Although the data from the current study showed a lack of direct cellular toxicity in response to AgNP exposure, the possibility of modulating normal cell function and responses to known immunological stimulation cannot be outright excluded. To gain some insights into whether AgNPs could modulate immune function, the cells were exposed to the test AgNP for 24 h and then assessed for key functions in response to known immunologic stimuli. Interestingly, the results here showed that exposure to AgNP resulted in enhanced cell phagocytic ability in both cell lines. Similar findings have been shown in THP-1 cells (human monocytic line) in response to an exposure to a number of metal oxides nanoparticles (DeLoid et al. 2016). However, it has also been reported in bone marrow-derived macrophages that pre-exposure to amorphous silica and super-paramagnetic iron oxide nanoparticles (SPION) for 24 h led to reduced phagocytic abilities of the exposed cells. The current study also showed that exposure to AgNPs might be associated with the modulation of inflammatory responses in RAW 264.7 cells subsequently treated with LPS. Modulation of responses to LPS was previously noted in macrophages following pre-exposure to amorphous silica and SPIONs for 24 h (Kodali et al. 2013).

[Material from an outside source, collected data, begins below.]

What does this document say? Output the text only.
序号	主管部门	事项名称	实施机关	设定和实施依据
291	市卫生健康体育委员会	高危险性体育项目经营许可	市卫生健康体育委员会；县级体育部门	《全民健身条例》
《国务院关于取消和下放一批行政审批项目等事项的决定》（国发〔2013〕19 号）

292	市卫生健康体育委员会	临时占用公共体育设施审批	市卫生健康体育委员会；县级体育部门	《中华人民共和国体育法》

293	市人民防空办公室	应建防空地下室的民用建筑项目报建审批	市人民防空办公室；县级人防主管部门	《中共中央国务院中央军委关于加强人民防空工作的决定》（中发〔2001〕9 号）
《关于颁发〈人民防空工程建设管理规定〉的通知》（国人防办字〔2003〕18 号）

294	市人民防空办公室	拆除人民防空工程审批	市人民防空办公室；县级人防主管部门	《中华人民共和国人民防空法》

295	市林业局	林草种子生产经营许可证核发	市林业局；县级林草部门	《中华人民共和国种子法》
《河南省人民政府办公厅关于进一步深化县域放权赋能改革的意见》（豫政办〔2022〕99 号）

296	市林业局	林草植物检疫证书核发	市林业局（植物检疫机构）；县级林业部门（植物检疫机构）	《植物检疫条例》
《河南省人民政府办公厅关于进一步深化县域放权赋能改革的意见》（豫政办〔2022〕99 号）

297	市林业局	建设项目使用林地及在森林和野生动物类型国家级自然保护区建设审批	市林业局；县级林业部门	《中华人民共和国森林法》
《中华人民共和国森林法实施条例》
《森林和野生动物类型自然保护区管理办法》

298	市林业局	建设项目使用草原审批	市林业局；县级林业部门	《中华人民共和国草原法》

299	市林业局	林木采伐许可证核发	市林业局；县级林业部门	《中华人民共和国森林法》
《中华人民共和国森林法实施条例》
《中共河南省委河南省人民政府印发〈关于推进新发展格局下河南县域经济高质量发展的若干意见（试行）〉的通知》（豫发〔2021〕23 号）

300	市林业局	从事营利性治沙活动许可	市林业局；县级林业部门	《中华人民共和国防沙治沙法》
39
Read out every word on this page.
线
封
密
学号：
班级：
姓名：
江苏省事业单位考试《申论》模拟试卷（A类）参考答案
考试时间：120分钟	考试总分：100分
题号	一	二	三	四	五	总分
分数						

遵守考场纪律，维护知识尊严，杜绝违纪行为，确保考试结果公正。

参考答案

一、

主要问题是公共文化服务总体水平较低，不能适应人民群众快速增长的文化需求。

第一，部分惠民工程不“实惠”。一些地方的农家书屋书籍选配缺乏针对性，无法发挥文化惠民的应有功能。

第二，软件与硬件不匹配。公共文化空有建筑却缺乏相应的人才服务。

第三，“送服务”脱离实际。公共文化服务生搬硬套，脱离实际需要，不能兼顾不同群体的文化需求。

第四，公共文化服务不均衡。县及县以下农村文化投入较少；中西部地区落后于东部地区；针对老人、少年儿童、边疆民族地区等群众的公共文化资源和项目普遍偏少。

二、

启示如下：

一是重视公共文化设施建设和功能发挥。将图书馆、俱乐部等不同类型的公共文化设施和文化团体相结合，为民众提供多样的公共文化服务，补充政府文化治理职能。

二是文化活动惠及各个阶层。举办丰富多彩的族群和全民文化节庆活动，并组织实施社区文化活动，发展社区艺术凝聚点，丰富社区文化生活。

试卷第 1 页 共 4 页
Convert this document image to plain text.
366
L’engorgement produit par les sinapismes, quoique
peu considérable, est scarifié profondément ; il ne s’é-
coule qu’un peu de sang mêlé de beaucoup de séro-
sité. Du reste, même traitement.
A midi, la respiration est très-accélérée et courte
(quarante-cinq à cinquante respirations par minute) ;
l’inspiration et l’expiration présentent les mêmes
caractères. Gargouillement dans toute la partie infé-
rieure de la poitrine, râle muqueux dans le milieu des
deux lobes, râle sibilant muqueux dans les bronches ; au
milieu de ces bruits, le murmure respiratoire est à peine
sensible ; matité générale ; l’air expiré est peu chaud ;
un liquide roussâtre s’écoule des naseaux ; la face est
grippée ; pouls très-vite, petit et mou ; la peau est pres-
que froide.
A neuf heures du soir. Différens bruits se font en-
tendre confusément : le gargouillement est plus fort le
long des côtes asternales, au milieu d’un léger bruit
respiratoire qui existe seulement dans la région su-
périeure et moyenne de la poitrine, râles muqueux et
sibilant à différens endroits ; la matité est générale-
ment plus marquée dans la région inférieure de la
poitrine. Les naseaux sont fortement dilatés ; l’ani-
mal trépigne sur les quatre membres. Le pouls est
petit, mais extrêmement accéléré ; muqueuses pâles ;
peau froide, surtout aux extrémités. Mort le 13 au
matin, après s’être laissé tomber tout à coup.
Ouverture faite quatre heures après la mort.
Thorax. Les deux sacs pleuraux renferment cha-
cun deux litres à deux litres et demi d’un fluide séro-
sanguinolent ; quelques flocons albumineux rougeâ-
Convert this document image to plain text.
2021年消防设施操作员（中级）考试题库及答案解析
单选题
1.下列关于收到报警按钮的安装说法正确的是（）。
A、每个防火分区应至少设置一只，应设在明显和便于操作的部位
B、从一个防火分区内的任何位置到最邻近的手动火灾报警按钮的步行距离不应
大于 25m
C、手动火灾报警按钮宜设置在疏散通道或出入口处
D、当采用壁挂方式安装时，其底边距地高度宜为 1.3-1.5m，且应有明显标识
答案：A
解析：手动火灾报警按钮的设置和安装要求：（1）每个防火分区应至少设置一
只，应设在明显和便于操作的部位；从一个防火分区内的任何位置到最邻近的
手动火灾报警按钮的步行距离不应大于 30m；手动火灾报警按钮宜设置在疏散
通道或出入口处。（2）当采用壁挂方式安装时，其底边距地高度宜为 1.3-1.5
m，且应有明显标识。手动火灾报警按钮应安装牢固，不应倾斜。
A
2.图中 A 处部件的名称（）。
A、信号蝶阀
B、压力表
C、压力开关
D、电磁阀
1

Although pre-exposure to the AgNP enhanced the phagocytic ability of MPRO 2.1 cells, it resulted in a reduction of PMA-induced cell degranulation of primary granules as well as of the cellular oxidative burst. To our knowledge, this is the first report to show the potential of AgNP to modulate neutrophil functions/responses to a known immunological stimulant without exerting direct (cyto)toxicity. A few earlier reports investigated multiple endpoints of toxicity (e.g. release of pro-inflammatory cytokines, neutrophil extracellular traps, cell death, etc.) in response to AgNP exposure in primary neutrophils (Poirier et al. 2014, 2016; Soares et al. 2016). However, those studies never attempted to study the consequences of exposure to sub-(cyto)toxic concentrations of the AgNPs. Interestingly, a recent report assessed the influence of AgNP on different neutrophil subpopulations isolated from healthy volunteers (Fraser et al. 2018). The study found that exposure to AgNP was neither associated with classical pro-inflammatory responses nor direct cell toxicity as previously reported by others. However, this study did show that the exposure resulted in the maturation of immature neutrophils and activation of mature neutrophils. As was the case in the present study, such findings provided further evidence of AgNP immunomodulatory properties in the absence of major cellular cytotoxicities.

Conclusion

Emerging evidence demonstrates the potential immunomodulatory properties of metal and metal oxide ENM (Alsaleh and Brown 2018). Furthermore, and in accordance with the current findings, such evidence indicates that exposure to ENM of the same composition and physicochemical properties may result in activation or suppression of cellular pathways and functions (Kodali et al. 2013; DeLoid et al. 2016). Although the exact molecular mechanisms are still lacking, one report suggested a potential mechanism through interaction with the scavenger receptor type A (SR-A) (Kodali et al. 2013). In addition, it has been shown that internalization of ENM resulted in reprogramming of genes involved in multiple cellular processes, including cell differentiation, adhesion, inflammation, and immune responses (Kodali et al. 2013). Therefore, understanding ENM-immune cell interactions at the molecular level – beyond direct cellular toxicity - is of crucial importance for the future development of ENM in nanomedicine. By this, investigators might utilize a safety-by-design approach and thereby exploit ENM properties toward desired clinical outcomes, including immune suppression in graft transplantation, immune activation in cancer therapy, etc. (Dobrovolskaia et al. 2016).

Disclosure statement

No potential conflict of interest was reported by the authors.

Additional information

Funding

This work was supported by the National Institute of Environmental Health Sciences [grant R01 ES019311 (JMB)].